Nabi Yesaya berseru, “Seorang Putra telah diberikan kepada kita.” Seruan ini bukan sekadar pernyataan tentang kelahiran biologis, melainkan pemberian ilahi. Inisiatif keselamatan selalu datang dari Allah, bukan dari keberhasilan manusia. Gelar-gelar Mesias yang diwartakan Yesaya, seperti Penasihat Ajaib, Allah yang Perkasa, Bapa yang Kekal, Raja Damai bukan hiasan puitis, melainkan janji tentang wajah Allah yang mendekat. Allah tidak menyelamatkan dari kejauhan, tetapi dengan memikul sejarah manusia. Terang yang dijanjikan itu bukan kilatan sesaat, melainkan cahaya yang menetap dan membimbing langkah umat-Nya.
Terang itu mencapai kepenuhannya dalam Injil Lukas. Sang Juru Selamat lahir bukan di istana, melainkan di palungan. Allah memilih jalan kerendahan, bukan kemegahan. Para gembala, kelompok yang dianggap tak penting dan rentan, justru menjadi penerima pertama kabar sukacita. Artinya, Allah menyingkapkan wajah-Nya bukan melalui kekuasaan dan kemegahan, melainkan melalui solidaritas dengan yang kecil dan tersisih.
Baca juga:BUSA-H (Butiran Sabda Allah-Harian) Bangun Hati Menuju Natal yang Sejati
Dengan lahir di palungan dan mewartakan kabar sukacita pertama-tama kepada para gembala, Allah menegaskan bahwa keselamatan bukan hak kaum kuat, melainkan anugerah bagi siapa pun yang membuka diri. Jalan Allah adalah jalan kerendahan hati: Ia hadir di tempat yang sering diabaikan manusia, di ruang-ruang hidup yang sederhana, rapuh, dan tidak diperhitungkan.

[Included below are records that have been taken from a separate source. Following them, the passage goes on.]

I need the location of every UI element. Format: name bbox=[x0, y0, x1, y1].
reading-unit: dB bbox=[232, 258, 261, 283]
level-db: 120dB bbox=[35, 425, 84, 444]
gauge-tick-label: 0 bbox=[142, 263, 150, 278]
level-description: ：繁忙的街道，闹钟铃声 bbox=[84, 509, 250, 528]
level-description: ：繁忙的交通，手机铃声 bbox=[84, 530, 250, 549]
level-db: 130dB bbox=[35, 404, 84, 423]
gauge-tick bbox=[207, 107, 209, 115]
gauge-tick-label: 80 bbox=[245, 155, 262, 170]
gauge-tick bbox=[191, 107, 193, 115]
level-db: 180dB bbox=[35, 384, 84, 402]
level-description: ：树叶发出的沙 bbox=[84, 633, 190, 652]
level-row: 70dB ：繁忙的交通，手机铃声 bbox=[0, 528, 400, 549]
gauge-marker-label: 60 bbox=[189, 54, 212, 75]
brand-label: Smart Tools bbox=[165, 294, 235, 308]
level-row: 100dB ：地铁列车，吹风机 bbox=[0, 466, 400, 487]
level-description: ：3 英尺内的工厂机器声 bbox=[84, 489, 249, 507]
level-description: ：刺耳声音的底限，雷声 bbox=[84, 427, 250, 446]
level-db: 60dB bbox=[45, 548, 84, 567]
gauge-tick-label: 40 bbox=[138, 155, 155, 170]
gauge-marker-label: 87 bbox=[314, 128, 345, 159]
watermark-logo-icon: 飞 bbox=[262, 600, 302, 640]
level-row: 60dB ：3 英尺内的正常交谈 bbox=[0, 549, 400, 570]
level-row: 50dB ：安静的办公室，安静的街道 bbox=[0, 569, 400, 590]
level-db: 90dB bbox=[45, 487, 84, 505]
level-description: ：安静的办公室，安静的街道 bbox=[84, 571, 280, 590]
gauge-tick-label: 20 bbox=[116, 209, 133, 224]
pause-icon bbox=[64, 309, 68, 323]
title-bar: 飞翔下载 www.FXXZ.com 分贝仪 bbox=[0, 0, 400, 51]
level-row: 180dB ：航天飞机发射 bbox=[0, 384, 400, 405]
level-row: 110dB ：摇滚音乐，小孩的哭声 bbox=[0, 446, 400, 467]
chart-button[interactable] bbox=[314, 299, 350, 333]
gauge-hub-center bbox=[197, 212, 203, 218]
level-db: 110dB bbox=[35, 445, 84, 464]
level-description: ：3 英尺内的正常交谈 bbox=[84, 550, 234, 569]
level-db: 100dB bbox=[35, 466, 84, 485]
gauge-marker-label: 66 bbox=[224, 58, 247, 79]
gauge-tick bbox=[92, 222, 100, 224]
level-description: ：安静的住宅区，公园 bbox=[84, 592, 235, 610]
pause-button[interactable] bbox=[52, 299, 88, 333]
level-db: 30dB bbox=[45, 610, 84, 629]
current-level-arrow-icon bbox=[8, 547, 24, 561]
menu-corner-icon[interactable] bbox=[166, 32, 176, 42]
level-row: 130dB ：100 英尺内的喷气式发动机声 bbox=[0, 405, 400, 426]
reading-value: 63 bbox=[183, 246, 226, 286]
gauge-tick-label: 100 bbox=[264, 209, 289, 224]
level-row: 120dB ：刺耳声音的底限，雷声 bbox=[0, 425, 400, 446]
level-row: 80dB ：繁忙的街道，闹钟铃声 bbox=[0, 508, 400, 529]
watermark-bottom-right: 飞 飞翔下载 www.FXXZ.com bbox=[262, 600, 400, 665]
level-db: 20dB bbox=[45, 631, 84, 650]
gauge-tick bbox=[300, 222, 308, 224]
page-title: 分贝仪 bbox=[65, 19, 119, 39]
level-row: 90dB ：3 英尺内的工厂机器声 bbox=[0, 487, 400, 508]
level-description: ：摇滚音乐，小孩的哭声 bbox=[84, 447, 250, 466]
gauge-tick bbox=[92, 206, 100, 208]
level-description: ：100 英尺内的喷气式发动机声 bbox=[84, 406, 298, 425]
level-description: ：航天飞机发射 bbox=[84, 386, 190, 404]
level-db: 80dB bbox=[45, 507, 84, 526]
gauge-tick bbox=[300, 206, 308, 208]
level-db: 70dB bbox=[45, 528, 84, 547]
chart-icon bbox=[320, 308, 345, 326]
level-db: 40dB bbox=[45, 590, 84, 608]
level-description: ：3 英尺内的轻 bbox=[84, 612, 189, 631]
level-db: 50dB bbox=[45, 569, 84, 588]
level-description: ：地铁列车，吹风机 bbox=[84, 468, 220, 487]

Dan justru karena Allah memilih jalan seperti itulah, kita diingatkan untuk menata ulang cara kita mencari dan mengenali kehadiran-Nya dalam hidup sehari-hari.
Paus Fransiskus pernah berkata, “Allah selalu datang dalam kesederhanaan; masalahnya, sering kali kita mencari-Nya di tempat yang mewah.” Natal mengundang kita untuk mengoreksi kembali di mana langkah kita mencari Tuhan: sering kali bukan di tengah kemewahan, melainkan dalam kesederhanaan relasi yang setia dan penuh kasih, seperti saat keluarga memilih kebersamaan daripada kesibukan dan pasangan suami istri memilih saling mengampuni daripada saling menyalahkan.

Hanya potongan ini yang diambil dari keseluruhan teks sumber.